Ia mengatakan sikap industri dalam negeri tersebut secara langsung berdampak dengan terus membanjirnya produk impor, misalnya produk kertas volume terus meningkat beberapa tahun belakangan.

Tahun 2010 volume impor kertas sebesar 22.166 ton, kemudian naik menjadi 33.456 ton pada 2011, lalu 51.368 ton pada 2012 dan 73.869 ton pada 2013.

Produk impor makin tak terbendung karena tak ada hambatan dagang untuk masuk ke Indonesia, tambahnya, terlebih lagi saat ini bea masuk produk kertas hanya 0 perse.

Produk impor juga bebas dari kewajiban memiliki sertifikat SVLK, di saat produk dalam negeri justru dibebani kewajiban tersebut.     

Rusli pun mendesak pemerintah untuk segera memberikan perlakuan setara dan memberlakukan kewajiban SVLK bagi produk impor.

Sementara itu Presiden Direktur PT Riau Andalan Pulp and Paper (RAPP) Kusnan Rahmin menyatakan selain tunduk dengan SVLK, produsen bubur kayu dan kertas nasional secara sukarela menerapkan standar pengelolaan hutan lestari yang tinggi. "Ini memastikan bahan baku kayu yang dimanfaatkan bukan hanya legal tapi juga berkelanjutan," katanya.

RAPP menerapkan kajian hutan bernilai konservasi (HCV) tinggi sejak tahun 2005 untuk memastikan areal dengan kategori tersebut dipertahankan dan sampai saat ini, telah ada 36 kajian HCV yang dilakukan.

Kusnan menyatakan, pihaknya memberlakukan moratorium pembangungan hutan tanaman industri (HTI) pada areal konsesi yang belum dilakukan kajian HCV.
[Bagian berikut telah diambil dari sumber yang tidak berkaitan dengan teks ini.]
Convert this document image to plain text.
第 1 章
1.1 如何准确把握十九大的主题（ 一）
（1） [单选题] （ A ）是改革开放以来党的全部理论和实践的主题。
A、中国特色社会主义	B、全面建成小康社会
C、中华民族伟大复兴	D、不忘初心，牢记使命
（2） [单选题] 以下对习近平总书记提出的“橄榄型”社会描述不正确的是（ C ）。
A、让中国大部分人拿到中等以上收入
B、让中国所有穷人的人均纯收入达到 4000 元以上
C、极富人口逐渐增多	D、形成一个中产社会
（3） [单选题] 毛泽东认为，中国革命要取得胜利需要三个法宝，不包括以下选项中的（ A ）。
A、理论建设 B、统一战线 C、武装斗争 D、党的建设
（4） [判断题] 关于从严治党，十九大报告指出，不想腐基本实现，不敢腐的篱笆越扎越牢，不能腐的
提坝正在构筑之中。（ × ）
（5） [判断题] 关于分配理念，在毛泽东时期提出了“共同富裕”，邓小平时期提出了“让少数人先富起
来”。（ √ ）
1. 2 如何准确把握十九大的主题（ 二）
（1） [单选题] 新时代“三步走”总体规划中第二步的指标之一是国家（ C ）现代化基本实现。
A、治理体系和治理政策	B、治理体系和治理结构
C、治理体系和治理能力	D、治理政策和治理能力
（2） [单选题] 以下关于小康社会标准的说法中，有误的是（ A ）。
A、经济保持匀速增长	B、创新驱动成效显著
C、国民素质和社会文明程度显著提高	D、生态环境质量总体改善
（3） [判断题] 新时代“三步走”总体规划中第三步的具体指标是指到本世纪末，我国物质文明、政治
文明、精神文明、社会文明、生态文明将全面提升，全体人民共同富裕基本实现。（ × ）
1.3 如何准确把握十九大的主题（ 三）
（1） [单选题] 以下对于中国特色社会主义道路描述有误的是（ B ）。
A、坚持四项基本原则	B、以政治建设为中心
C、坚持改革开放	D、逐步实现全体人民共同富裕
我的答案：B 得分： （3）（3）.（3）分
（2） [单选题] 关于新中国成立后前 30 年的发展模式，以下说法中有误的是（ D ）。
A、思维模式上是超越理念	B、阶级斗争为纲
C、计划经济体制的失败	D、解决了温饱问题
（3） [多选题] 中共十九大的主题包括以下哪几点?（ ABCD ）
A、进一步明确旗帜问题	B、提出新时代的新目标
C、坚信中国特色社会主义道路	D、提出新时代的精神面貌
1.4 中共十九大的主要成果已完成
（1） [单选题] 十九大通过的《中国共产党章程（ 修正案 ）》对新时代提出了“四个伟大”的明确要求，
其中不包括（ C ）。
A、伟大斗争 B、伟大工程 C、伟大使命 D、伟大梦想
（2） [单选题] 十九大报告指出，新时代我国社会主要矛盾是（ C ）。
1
Untuk konsesi yang berada di lahan gambut, pihaknya menerapkan teknologi pengelolaan tinggi muka air, ekohidro yang mampu menjaga gambut tetap lembab sehingga mencegah subsidensi dan menutup peluang munculnya api.

Hasilnya, RAPP berhasil mengelola HTI gambut secara berkelanjutan selama 20 tahun.

"Untuk itu kami menanam sedikitnya 150 juta pohon atau setara dengan 96.000 hektare per tahun," katanya.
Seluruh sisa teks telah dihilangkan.